Exploring the Relationship between Environmental Health Advocacy and Single Payer
The PNHP-NY Metro September student-sponsored educational forum focused on the environmental justice movement in New York and its connection to single payer. For years, environmental justice groups in NY have shed light on how communities of color and low-income communities are disproportionately affected by pollution. This long-standing pattern of environmental racism has led to clear health detriments, such as the childhood asthma crisis in Harlem. In order to create solutions to ingrained systemic issues, we will examine how implementing single payer can emphasize preventative health and alleviate these geographic disparities. This forum will illuminate the shared goals between both movements and explore specific ways in which they can work together to push for policy change. Single payer policy, both federally and on a state-level, needs to be created with the intention of addressing the existing effects of environmental racism and crafting policies that will fight against it in the future.
Speakers including:
-Flandersia Jones RN, MPH, a nurse for over thirty years, currently at BronxCare Health System in the Bronx.

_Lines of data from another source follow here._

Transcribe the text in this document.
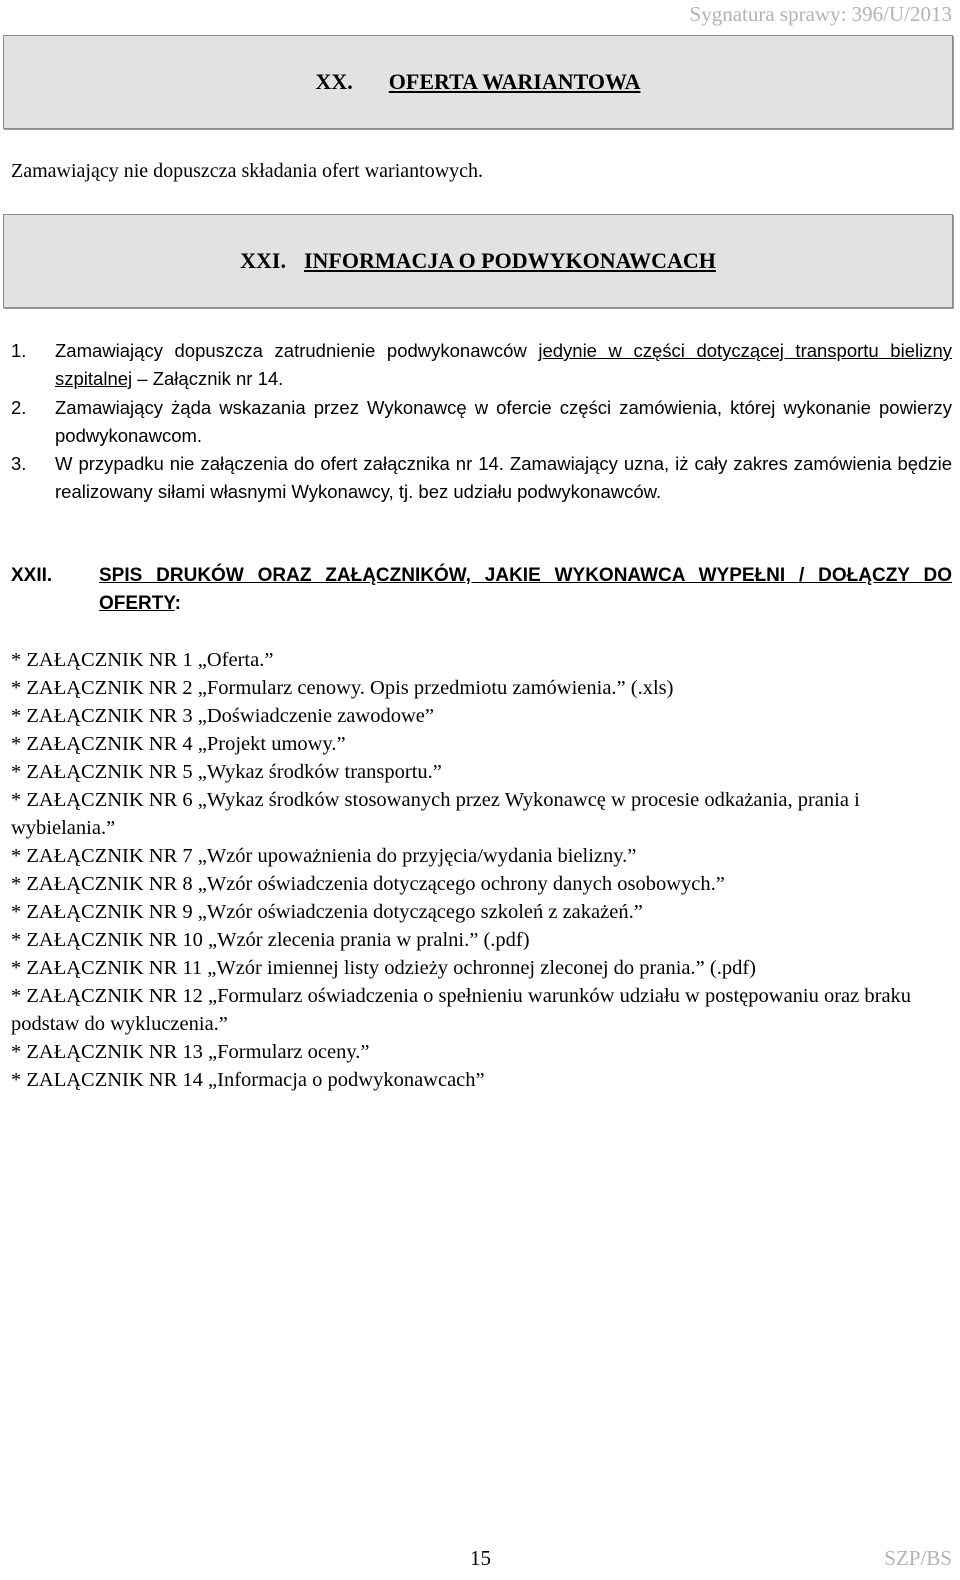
Sygnatura sprawy: 396/U/2013
XX. OFERTA WARIANTOWA
Zamawiający nie dopuszcza składania ofert wariantowych.
XXI. INFORMACJA O PODWYKONAWCACH
1. Zamawiający dopuszcza zatrudnienie podwykonawców jedynie w części dotyczącej transportu bielizny szpitalnej – Załącznik nr 14.
2. Zamawiający żąda wskazania przez Wykonawcę w ofercie części zamówienia, której wykonanie powierzy podwykonawcom.
3. W przypadku nie załączenia do ofert załącznika nr 14. Zamawiający uzna, iż cały zakres zamówienia będzie realizowany siłami własnymi Wykonawcy, tj. bez udziału podwykonawców.
XXII. SPIS DRUKÓW ORAZ ZAŁĄCZNIKÓW, JAKIE WYKONAWCA WYPEŁNI / DOŁĄCZY DO OFERTY:
* ZAŁĄCZNIK NR 1 „Oferta.”
* ZAŁĄCZNIK NR 2 „Formularz cenowy. Opis przedmiotu zamówienia.” (.xls)
* ZAŁĄCZNIK NR 3 „Doświadczenie zawodowe”
* ZAŁĄCZNIK NR 4 „Projekt umowy.”
* ZAŁĄCZNIK NR 5 „Wykaz środków transportu.”
* ZAŁĄCZNIK NR 6 „Wykaz środków stosowanych przez Wykonawcę w procesie odkażania, prania i wybielania.”
* ZAŁĄCZNIK NR 7 „Wzór upoważnienia do przyjęcia/wydania bielizny.”
* ZAŁĄCZNIK NR 8 „Wzór oświadczenia dotyczącego ochrony danych osobowych.”
* ZAŁĄCZNIK NR 9 „Wzór oświadczenia dotyczącego szkoleń z zakażeń.”
* ZAŁĄCZNIK NR 10 „Wzór zlecenia prania w pralni.” (.pdf)
* ZAŁĄCZNIK NR 11 „Wzór imiennej listy odzieży ochronnej zleconej do prania.” (.pdf)
* ZAŁĄCZNIK NR 12 „Formularz oświadczenia o spełnieniu warunków udziału w postępowaniu oraz braku podstaw do wykluczenia.”
* ZAŁĄCZNIK NR 13 „Formularz oceny.”
* ZALĄCZNIK NR 14 „Informacja o podwykonawcach”
15	SZP/BS
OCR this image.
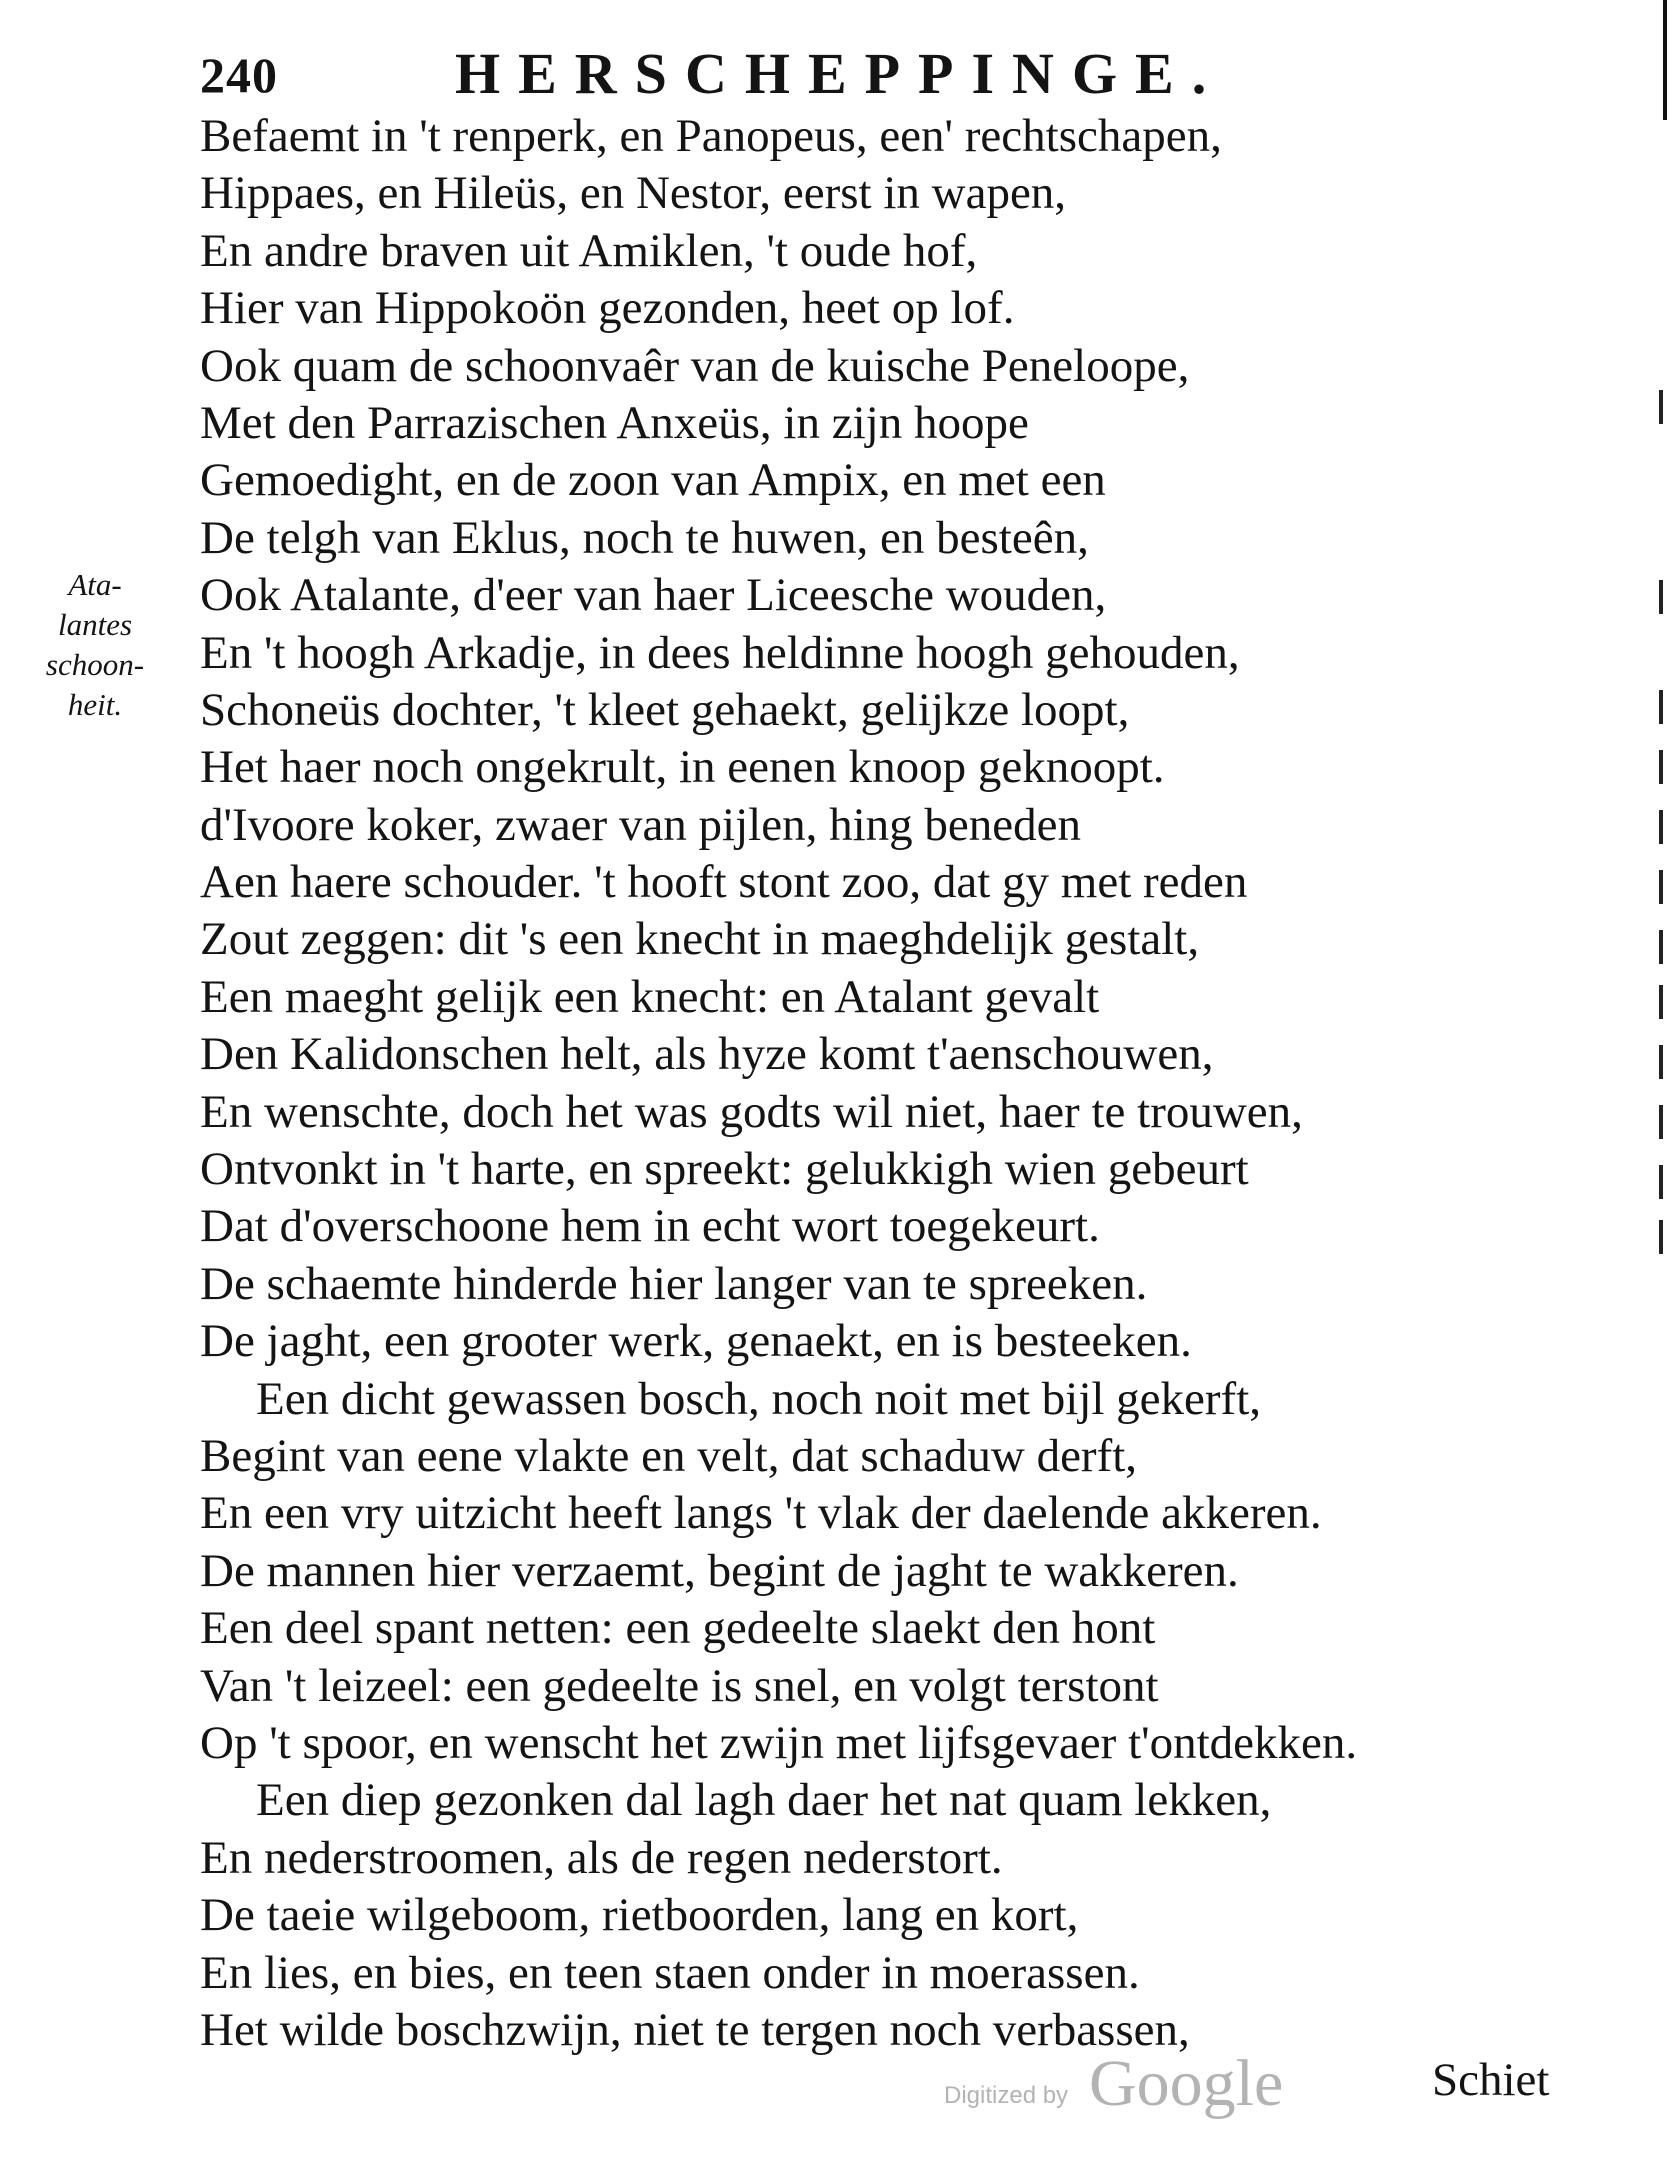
240	HERSCHEPPINGE.
Ata-
lantes
schoon-
heit.
Befaemt in 't renperk, en Panopeus, een' rechtschapen,
Hippaes, en Hileüs, en Nestor, eerst in wapen,
En andre braven uit Amiklen, 't oude hof,
Hier van Hippokoön gezonden, heet op lof.
Ook quam de schoonvaêr van de kuische Peneloope,
Met den Parrazischen Anxeüs, in zijn hoope
Gemoedight, en de zoon van Ampix, en met een
De telgh van Eklus, noch te huwen, en besteên,
Ook Atalante, d'eer van haer Liceesche wouden,
En 't hoogh Arkadje, in dees heldinne hoogh gehouden,
Schoneüs dochter, 't kleet gehaekt, gelijkze loopt,
Het haer noch ongekrult, in eenen knoop geknoopt.
d'Ivoore koker, zwaer van pijlen, hing beneden
Aen haere schouder. 't hooft stont zoo, dat gy met reden
Zout zeggen: dit 's een knecht in maeghdelijk gestalt,
Een maeght gelijk een knecht: en Atalant gevalt
Den Kalidonschen helt, als hyze komt t'aenschouwen,
En wenschte, doch het was godts wil niet, haer te trouwen,
Ontvonkt in 't harte, en spreekt: gelukkigh wien gebeurt
Dat d'overschoone hem in echt wort toegekeurt.
De schaemte hinderde hier langer van te spreeken.
De jaght, een grooter werk, genaekt, en is besteeken.
Een dicht gewassen bosch, noch noit met bijl gekerft,
Begint van eene vlakte en velt, dat schaduw derft,
En een vry uitzicht heeft langs 't vlak der daelende akkeren.
De mannen hier verzaemt, begint de jaght te wakkeren.
Een deel spant netten: een gedeelte slaekt den hont
Van 't leizeel: een gedeelte is snel, en volgt terstont
Op 't spoor, en wenscht het zwijn met lijfsgevaer t'ontdekken.
Een diep gezonken dal lagh daer het nat quam lekken,
En nederstroomen, als de regen nederstort.
De taeie wilgeboom, rietboorden, lang en kort,
En lies, en bies, en teen staen onder in moerassen.
Het wilde boschzwijn, niet te tergen noch verbassen,
Digitized by Google	Schiet
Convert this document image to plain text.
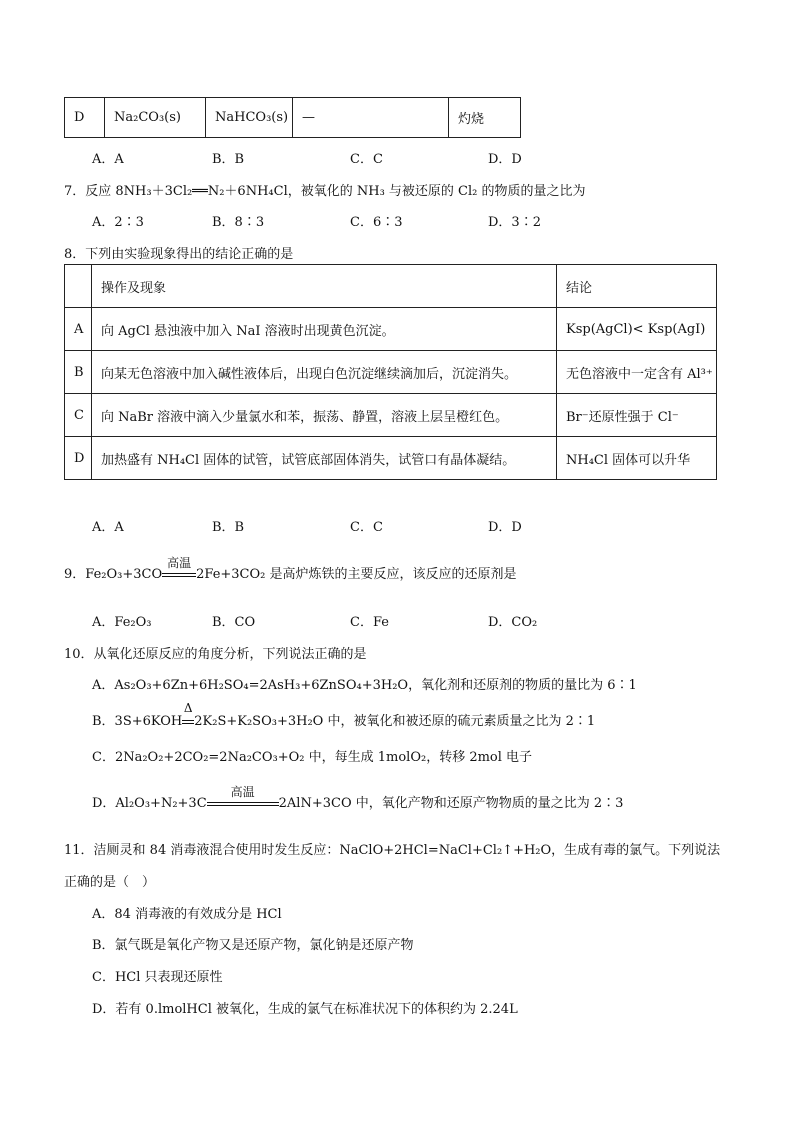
D	Na₂CO₃(s)	NaHCO₃(s)	—	灼烧
A．A	B．B	C．C	D．D
7．反应 8NH₃＋3Cl₂══N₂＋6NH₄Cl，被氧化的 NH₃ 与被还原的 Cl₂ 的物质的量之比为
A．2∶3	B．8∶3	C．6∶3	D．3∶2
8．下列由实验现象得出的结论正确的是
	操作及现象	结论
A	向 AgCl 悬浊液中加入 NaI 溶液时出现黄色沉淀。	Ksp(AgCl)< Ksp(AgI)
B	向某无色溶液中加入碱性液体后，出现白色沉淀继续滴加后，沉淀消失。	无色溶液中一定含有 Al³⁺
C	向 NaBr 溶液中滴入少量氯水和苯，振荡、静置，溶液上层呈橙红色。	Br⁻还原性强于 Cl⁻
D	加热盛有 NH₄Cl 固体的试管，试管底部固体消失，试管口有晶体凝结。	NH₄Cl 固体可以升华
A．A	B．B	C．C	D．D
9．Fe₂O₃+3CO
高温
2Fe+3CO₂ 是高炉炼铁的主要反应，该反应的还原剂是
A．Fe₂O₃	B．CO	C．Fe	D．CO₂
10．从氧化还原反应的角度分析，下列说法正确的是
A．As₂O₃+6Zn+6H₂SO₄=2AsH₃+6ZnSO₄+3H₂O，氧化剂和还原剂的物质的量比为 6∶1
B．3S+6KOH
Δ
2K₂S+K₂SO₃+3H₂O 中，被氧化和被还原的硫元素质量之比为 2∶1
C．2Na₂O₂+2CO₂=2Na₂CO₃+O₂ 中，每生成 1molO₂，转移 2mol 电子
D．Al₂O₃+N₂+3C
高温
2AlN+3CO 中，氧化产物和还原产物物质的量之比为 2∶3
11．洁厕灵和 84 消毒液混合使用时发生反应：NaClO+2HCl=NaCl+Cl₂↑+H₂O，生成有毒的氯气。下列说法
正确的是（　）
A．84 消毒液的有效成分是 HCl
B．氯气既是氧化产物又是还原产物，氯化钠是还原产物
C．HCl 只表现还原性
D．若有 0.lmolHCl 被氧化，生成的氯气在标准状况下的体积约为 2.24L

-Megan Carr, a third year law student at CUNY School of Law and a legal intern in the Environmental Justice Division at New York Lawyers for the Public Interest (NYLPI).
-Anna Koerner, a third year medical student at Columbia University Vagelos College of Physicians & Surgeons and a PNHP-NY Metro Student Fellow.
-Saumya Kasliwal, a third year medical student at the Stony Brook University Renaissance School of Medicine and a PNHP-NY Metro Student Fellow.